Федор Кузьмич был упорен и тверд, как железо: стоял на своем.
В 905 году он очень ярко откликнулся на расстрел рабочих; его жалящие пародии на духовенство и власть были широко распространены в Петербурге: без подписи, разумеется.
Стоят три фонаря — для вешанья трех лиц: Середний — для царя, а сбоку — для цариц.
Был обидчив; я попал с ним в историю, в шуточном тоне сказавши о нем, будто он «Далай-лама» из города провинциального, но подчеркнув, что писатель — крупный; он тотчас прислал свой отказ от «Весов»; я писал, что в таком случае и я ухожу из «Весов», чтобы мое присутствие в журнале не мешало ему числиться сотрудником; и он сменил гнев на милость.
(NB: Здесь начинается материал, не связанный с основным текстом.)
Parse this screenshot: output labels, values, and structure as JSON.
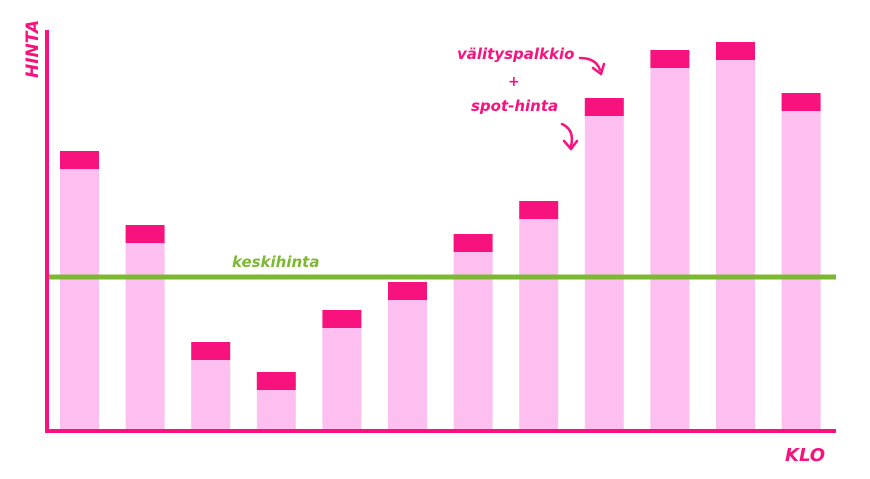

Андреев, Куприн, Горький и Сологуб стали одно время четверкой наиболее знаменитых писателей; четверку эту провозгласила критика 1908–1910 годов; и гонорар, и пришедшая поздно известность пьянили «почтенного старца», который, став юношей, внезапно развеселился; и даже — обрился; и в новой квартире, обставленной пышно, похаживал в синенькой чистенькой парочке, ручками в брючки со штрипками; в пестром носке; он игриво цепочкой бренчал; и таким круглоголовым счастливцем встречал в светлой зале гостей; но почему-то тогда именно показался «Тетерькиным» (я любил шутливые клички); барышни от мелопластики щебетали роем вокруг новой знаменитости; он, в позе «Весны» Боттичелли, показывал самодовольную шишку; и все лепетали:
— «Богато и пышно!»
Он же в нос нам затеивал при всех веселую возню с не юной женою, принимаясь лукавым котенком барахтаться с нею, отчего делалось как-то неловко.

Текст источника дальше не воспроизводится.